In his view it seems that if you take a vaguely critical stance on say, Field Marshal Haig’s handling of the Battle of the Somme, in which some 20,000 British troops were killed on the first day alone, which I’m assuming is considered a balls up by anyone’s standards, then you’re a raving socialist. I am not a socialist, but it’s fair to say that on balance, I think the British officer class could have handled things a little better. Gove’s view is a whitewash to suit political purposes, the exact allegation he levels against his opponents.
It’s bizarre how the partial raison d’etre for Gove’s article was his backing of Maria Millar’s proposal that the centenary celebrations of the “Great” War should lack overt jingoism, when his article seems to be furthering exactly that. Gove has put himself in the middle of a debate where on one side is a broad historical consensus and the other those blokes who shout things like “two World Wars and one World Cup” at German tourists in the Algarve, and thrown his weight firmly behind the latter camp.
I, like Michael Gove, am not a historian. But surely the reason why WW2 is so much more frequently celebrated as a cause for British patriotism is that our involvement was morally so much clearer cut than the First. WW2 was a war of ideology against a foe that was genuinely contemptible. An expansionist, fascist enemy who threatened us, our values and all we held dear. WW1 was a war started when a Bosnian shot an Austrian and resulted in a domino effect of centuries old dynastic alliances coming to a very dramatic head. It was a Game of Thrones with a causus belli which makes it so much more difficult to deride the blasted bosch, and people have tried, people always try.
Ultimately, if Gove really wanted to honour the spirit of the British soldiers who died in the conflict, he’d let them rest. Not try to hijack their sacrifice in a rather feeble attempt at political grandstanding. They deserve that much, surely?

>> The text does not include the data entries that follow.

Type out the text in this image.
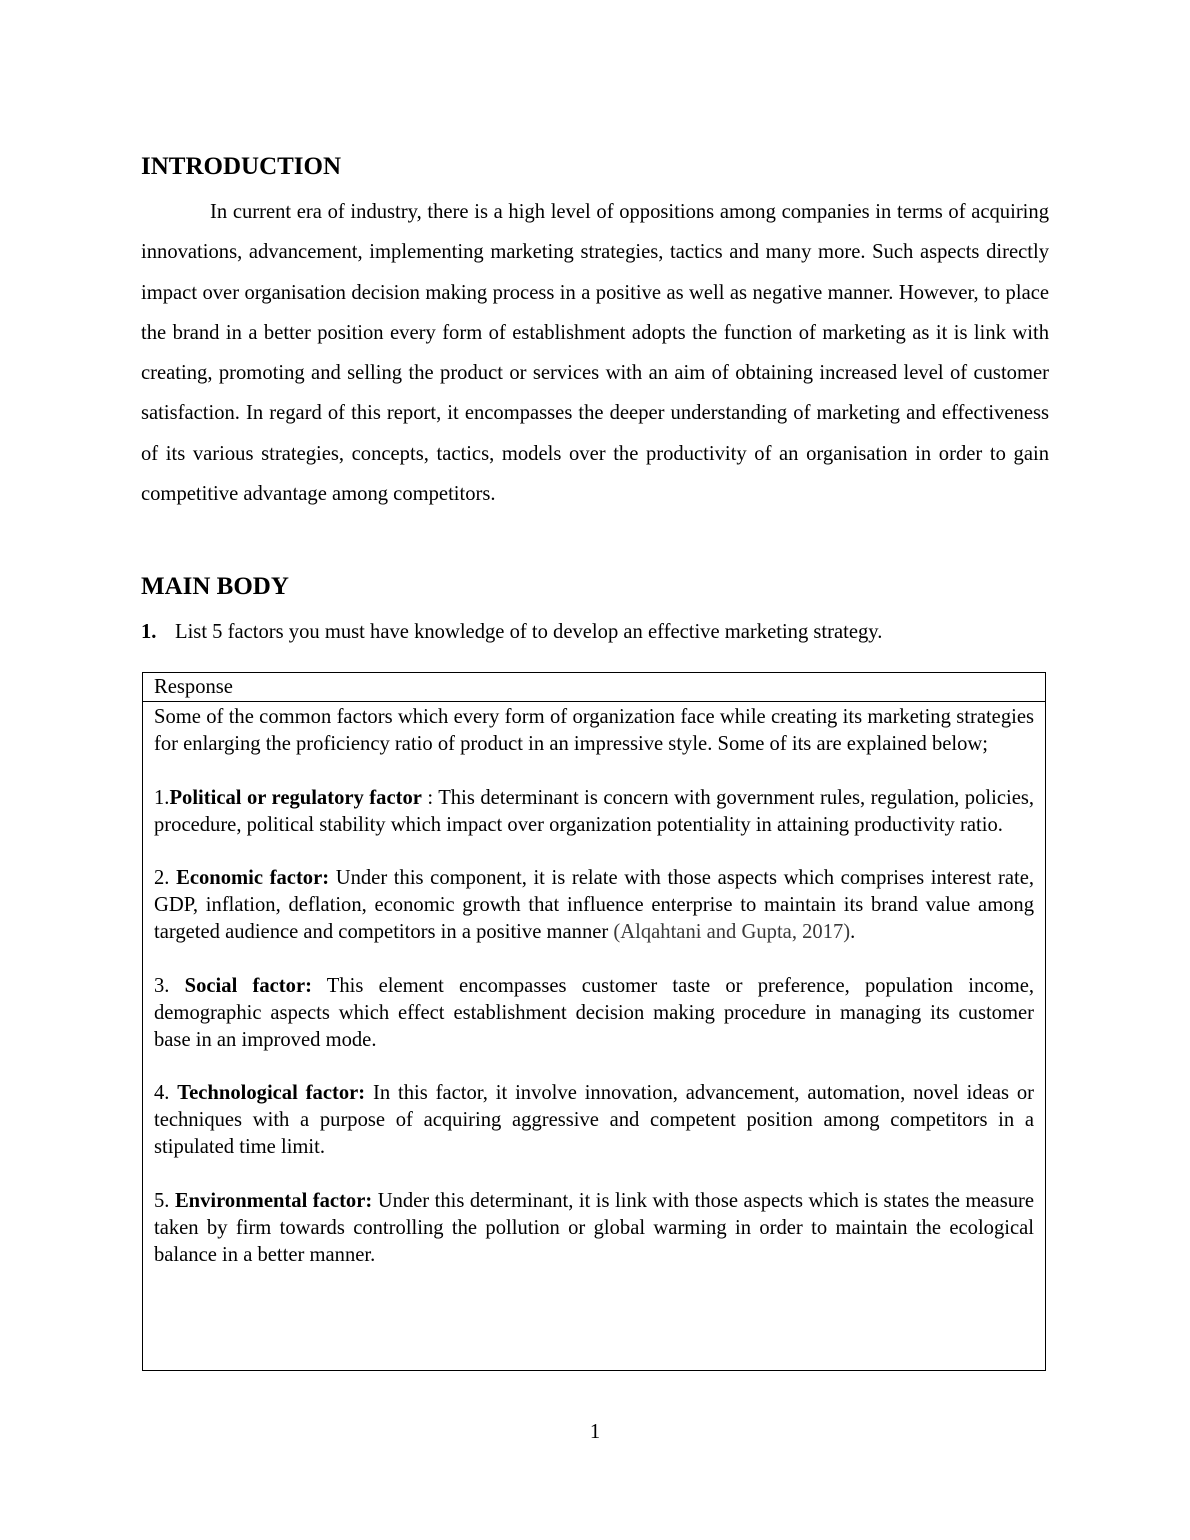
INTRODUCTION

In current era of industry, there is a high level of oppositions among companies in terms of acquiring innovations, advancement, implementing marketing strategies, tactics and many more. Such aspects directly impact over organisation decision making process in a positive as well as negative manner. However, to place the brand in a better position every form of establishment adopts the function of marketing as it is link with creating, promoting and selling the product or services with an aim of obtaining increased level of customer satisfaction. In regard of this report, it encompasses the deeper understanding of marketing and effectiveness of its various strategies, concepts, tactics, models over the productivity of an organisation in order to gain competitive advantage among competitors.

MAIN BODY

1. List 5 factors you must have knowledge of to develop an effective marketing strategy.

Response

Some of the common factors which every form of organization face while creating its marketing strategies for enlarging the proficiency ratio of product in an impressive style. Some of its are explained below;

1.Political or regulatory factor : This determinant is concern with government rules, regulation, policies, procedure, political stability which impact over organization potentiality in attaining productivity ratio.

2. Economic factor: Under this component, it is relate with those aspects which comprises interest rate, GDP, inflation, deflation, economic growth that influence enterprise to maintain its brand value among targeted audience and competitors in a positive manner (Alqahtani and Gupta, 2017).

3. Social factor: This element encompasses customer taste or preference, population income, demographic aspects which effect establishment decision making procedure in managing its customer base in an improved mode.

4. Technological factor: In this factor, it involve innovation, advancement, automation, novel ideas or techniques with a purpose of acquiring aggressive and competent position among competitors in a stipulated time limit.

5. Environmental factor: Under this determinant, it is link with those aspects which is states the measure taken by firm towards controlling the pollution or global warming in order to maintain the ecological balance in a better manner.

1
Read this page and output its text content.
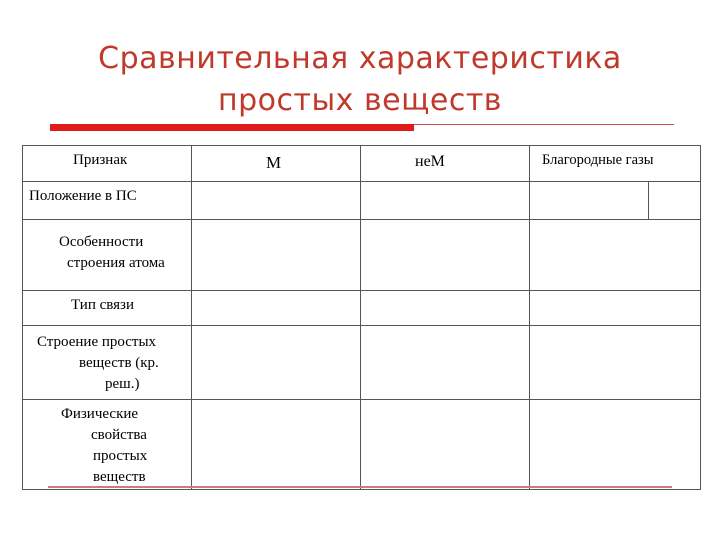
Сравнительная характеристика
простых веществ
Признак	М	неМ	Благородные газы	

Положение в ПС				

Особенности
строения атома				

Тип связи				

Строение простых
веществ (кр.
реш.)				

Физические
свойства
простых
веществ				
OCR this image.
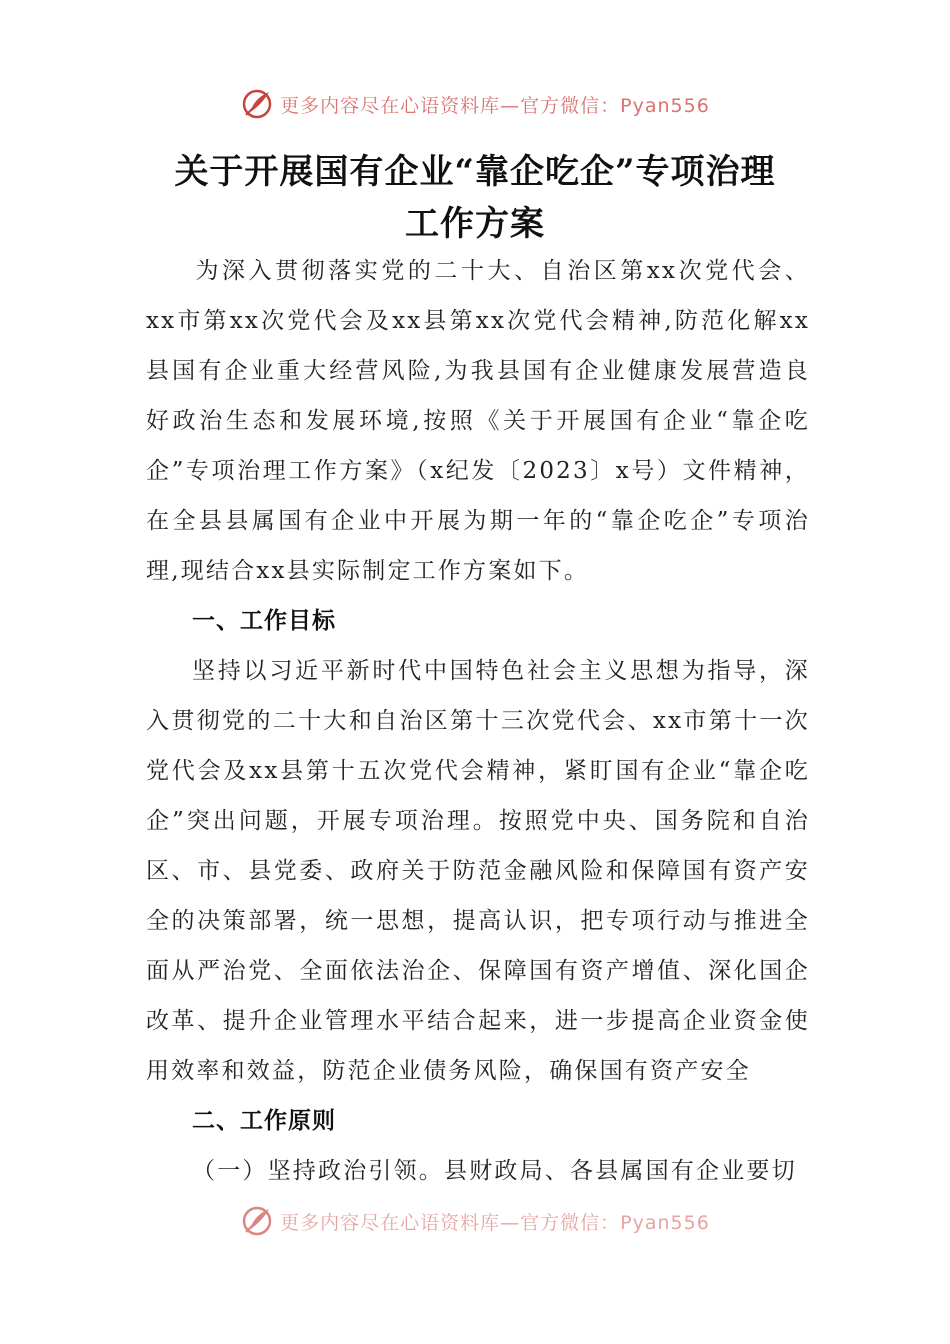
更多内容尽在心语资料库—官方微信：Pyan556
关于开展国有企业“靠企吃企”专项治理
工作方案

为深入贯彻落实党的二十大、自治区第xx次党代会、xx市第xx次党代会及xx县第xx次党代会精神,防范化解xx县国有企业重大经营风险,为我县国有企业健康发展营造良好政治生态和发展环境,按照《关于开展国有企业“靠企吃企”专项治理工作方案》（x纪发〔2023〕x号）文件精神，在全县县属国有企业中开展为期一年的“靠企吃企”专项治理,现结合xx县实际制定工作方案如下。

一、工作目标

坚持以习近平新时代中国特色社会主义思想为指导，深入贯彻党的二十大和自治区第十三次党代会、xx市第十一次党代会及xx县第十五次党代会精神，紧盯国有企业“靠企吃企”突出问题，开展专项治理。按照党中央、国务院和自治区、市、县党委、政府关于防范金融风险和保障国有资产安全的决策部署，统一思想，提高认识，把专项行动与推进全面从严治党、全面依法治企、保障国有资产增值、深化国企改革、提升企业管理水平结合起来，进一步提高企业资金使用效率和效益，防范企业债务风险，确保国有资产安全

二、工作原则

（一）坚持政治引领。县财政局、各县属国有企业要切

更多内容尽在心语资料库—官方微信：Pyan556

I have visited the Somme area and have seen the thousands of British graves, many without names. My father was in W.W.1.and was blown up. Luckily he survived and I existed. I have studied books on the war and believe the saying Lions Led By Donkeys. On all the war memorials should be written The Failure of Politicians, so that when they bow their heads in honour of those died they are also bowing their heads in shame for the suffering that has been caused.